Saturday, May 24, 2014

You Have The Right To... Uh... Wait. What Was I Saying!?

I listen to podcasts as I drive. And on my way to Minnesota I heard one that was in my queue that was discussing the new "Right To Be Forgotten" ruling out of the European Courts.


I am not even sure how this could work even if it should! The Internet is not "...a series of tubes..." as Ted Stevens (R-Alaska) would have you believe. It is is a series of servers. Each privately, publicly, or commercally owned. They are not goverend by any central authority. They are not organised in any way.

They are, as the "WWW" implies, a world-wide web of interconnected servers each saving and passing information between themselves. So that selfie you posted yesterday is on Instragram's servers somewhere. But when your friend tweeted a copy of it, it hit a whole new server or set of servers. And then if it gets shared to Facebook, a whole other set of servers comes into the picture (no pun intended...).
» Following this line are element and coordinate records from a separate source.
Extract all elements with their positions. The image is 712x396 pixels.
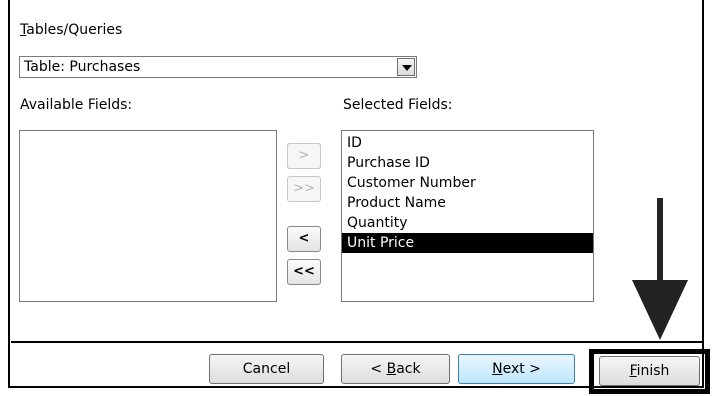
footer-divider xyxy=(11,341,704,343)
selected-fields-label: Selected Fields: xyxy=(343,97,453,113)
available-fields-list[interactable] xyxy=(19,130,277,302)
tables-queries-dropdown[interactable]: Table: Purchases xyxy=(19,56,417,78)
tables-queries-value: Table: Purchases xyxy=(24,59,141,75)
list-item[interactable]: ID xyxy=(342,133,593,153)
tables-queries-label: Tables/Queries xyxy=(20,22,123,38)
list-item[interactable]: Customer Number xyxy=(342,173,593,193)
list-item[interactable]: Product Name xyxy=(342,193,593,213)
list-item-selected[interactable]: Unit Price xyxy=(342,233,593,253)
next-button[interactable]: Next > xyxy=(458,354,575,384)
remove-field-button[interactable]: < xyxy=(287,226,321,252)
remove-all-fields-button[interactable]: << xyxy=(287,259,321,285)
down-arrow-icon xyxy=(632,280,688,340)
back-button[interactable]: < Back xyxy=(341,354,450,384)
selected-fields-list[interactable]: ID Purchase ID Customer Number Product N… xyxy=(341,130,594,302)
add-all-fields-button[interactable]: >> xyxy=(287,176,321,202)
list-item[interactable]: Quantity xyxy=(342,213,593,233)
available-fields-label: Available Fields: xyxy=(20,97,133,113)
add-field-button[interactable]: > xyxy=(287,143,321,169)
finish-button[interactable]: Finish xyxy=(599,356,700,386)
cancel-button[interactable]: Cancel xyxy=(209,354,324,384)
list-item[interactable]: Purchase ID xyxy=(342,153,593,173)
chevron-down-icon[interactable] xyxy=(397,58,415,76)
annotation-arrow-shaft xyxy=(657,198,663,282)
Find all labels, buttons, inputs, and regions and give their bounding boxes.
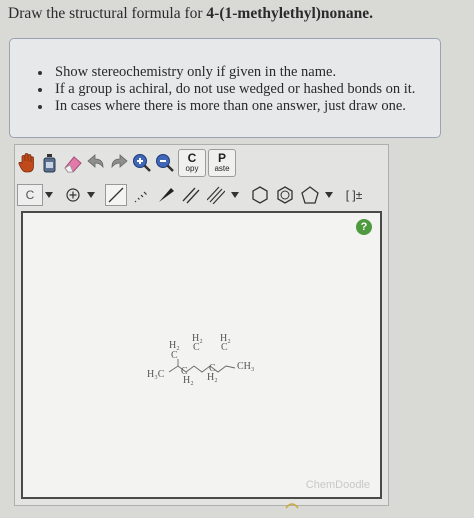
undo-button[interactable] <box>86 152 106 174</box>
charge-button[interactable] <box>63 184 83 206</box>
instruction-item: If a group is achiral, do not use wedged… <box>38 81 415 98</box>
mol-label-h3c: H₃C <box>147 369 165 380</box>
copy-button[interactable]: C opy <box>178 149 206 177</box>
atom-dropdown-arrow[interactable] <box>44 184 54 206</box>
carbon-atom-button[interactable]: C <box>17 184 43 206</box>
molecule-drawing: H₃C CH₃ H₂ C H₂ C H₂ C H₂ C H₂ C <box>147 333 254 385</box>
mol-label-c: C <box>193 342 200 353</box>
triple-bond-button[interactable] <box>205 184 227 206</box>
copy-label-bottom: opy <box>185 164 199 173</box>
mol-label-c: C <box>221 342 228 353</box>
redo-icon <box>111 154 128 169</box>
bracket-charge-button[interactable]: [ ]± <box>341 184 367 206</box>
paste-button[interactable]: P aste <box>208 149 236 177</box>
plus-charge-icon <box>66 188 80 202</box>
chemdoodle-editor: C opy P aste C []± ? H₃C CH₃ H₂ C H₂ C … <box>14 144 389 506</box>
mol-label-ch3: CH₃ <box>237 361 254 372</box>
drawing-canvas[interactable]: ? H₃C CH₃ H₂ C H₂ C H₂ C H₂ C H₂ C ChemD… <box>21 211 382 499</box>
wedge-bond-icon <box>159 188 174 202</box>
chevron-down-icon <box>45 192 53 198</box>
instructions-list: Show stereochemistry only if given in th… <box>38 64 415 115</box>
pentagon-ring-button[interactable] <box>299 184 321 206</box>
hand-tool-button[interactable] <box>17 152 37 174</box>
single-bond-button[interactable] <box>105 184 127 206</box>
bottle-icon <box>43 154 56 173</box>
zoom-out-button[interactable] <box>155 152 175 174</box>
instruction-item: In cases where there is more than one an… <box>38 98 415 115</box>
instructions-box: Show stereochemistry only if given in th… <box>9 38 441 138</box>
chemdoodle-logo-icon <box>285 503 299 509</box>
carbon-atom-label: C <box>25 188 35 202</box>
chevron-down-icon <box>87 192 95 198</box>
question-text: Draw the structural formula for 4-(1-met… <box>8 5 373 23</box>
help-icon[interactable]: ? <box>356 219 372 235</box>
hand-icon <box>18 153 34 173</box>
mol-label-c: C <box>181 366 188 377</box>
chevron-down-icon <box>231 192 239 198</box>
benzene-ring-button[interactable] <box>274 184 296 206</box>
bracket-charge-label: [ ]± <box>345 188 363 202</box>
ring-dropdown-arrow[interactable] <box>324 184 334 206</box>
hexagon-icon <box>252 186 268 204</box>
molecule-bonds <box>168 359 236 373</box>
toolbar-row-2: C []± <box>17 179 370 211</box>
zoom-in-button[interactable] <box>132 152 152 174</box>
copy-label-top: C <box>187 151 197 165</box>
question-prefix: Draw the structural formula for <box>8 5 207 22</box>
hashed-bond-button[interactable] <box>130 184 152 206</box>
hexagon-ring-button[interactable] <box>249 184 271 206</box>
undo-icon <box>87 154 104 169</box>
mol-label-c: C <box>171 350 178 361</box>
paste-label-top: P <box>217 151 226 165</box>
toolbar-row-1: C opy P aste <box>17 147 238 179</box>
zoom-out-icon <box>156 154 174 172</box>
eraser-icon <box>64 156 82 173</box>
chemdoodle-brand: ChemDoodle <box>305 479 370 491</box>
double-bond-button[interactable] <box>180 184 202 206</box>
paste-label-bottom: aste <box>214 164 230 173</box>
erase-all-button[interactable] <box>40 152 60 174</box>
instruction-item: Show stereochemistry only if given in th… <box>38 64 415 81</box>
bond-dropdown-arrow[interactable] <box>230 184 240 206</box>
mol-label-c: C <box>209 363 216 374</box>
triple-bond-icon <box>207 186 225 204</box>
pentagon-icon <box>301 186 319 204</box>
eraser-button[interactable] <box>63 152 83 174</box>
benzene-icon <box>277 186 293 204</box>
charge-dropdown-arrow[interactable] <box>86 184 96 206</box>
redo-button[interactable] <box>109 152 129 174</box>
zoom-in-icon <box>133 154 151 172</box>
hashed-bond-icon <box>134 191 147 203</box>
chevron-down-icon <box>325 192 333 198</box>
wedge-bond-button[interactable] <box>155 184 177 206</box>
double-bond-icon <box>182 187 200 204</box>
single-bond-icon <box>108 187 124 203</box>
compound-name: 4-(1-methylethyl)nonane. <box>206 5 374 22</box>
And gods forbid it should be unusually cleaver or noteworthy... in that case it could go viral and there could be digital copies of it by the millions on servers all over the world.

What the European courts you have you believe is that somehow you have the right to un-take that selfie - or at least have it fade to the level of banality that you feel it should deserve. You somehow have the right to anonymity. Somehow you have the right to recall the leigions of little files that are spread all over the world and eradicate them.

Please understand, I am not saying that I disagree with the courts - I am of two minds on this one. Yeah, there are lots of things that I would LOVE to have forgotten - My cousins know of a particularly heanous picture of me as a child in an Easter Suit. But if you think I am going to immortalize it by adding it to the internet...

But do I have the right to have any embarrassing or personally uncomfortable fact of myself removed from the internet? Sure, the ruling said that I have the right to have information about myself that is irrelevant and/or injurious removed from he internet. (Technically, "no" because I am not under their juristdiction... but, play along.)

But who gets to determine relevance? I think that horrible easter suit picture is both injurious and irrelevant. But what if my folks had posed me in front of proof of alien life? What if my folks were spies and sending secret messages by use of my bowtie? What about less fanciful examples. Were I to have a criminal record? Or what if I had some rather horrendous and highly contageous disease?

In the inetivitable Tug-of-War between privacy of the individual and the public's need to know... exactly how long can my right to privacy trump the public right to know?

So, as I said... I am of two minds to I really have a right to be uh...? The eventual fate? Sure... but the right?

Wherever you are today, I hope that you are remembered long and kindly!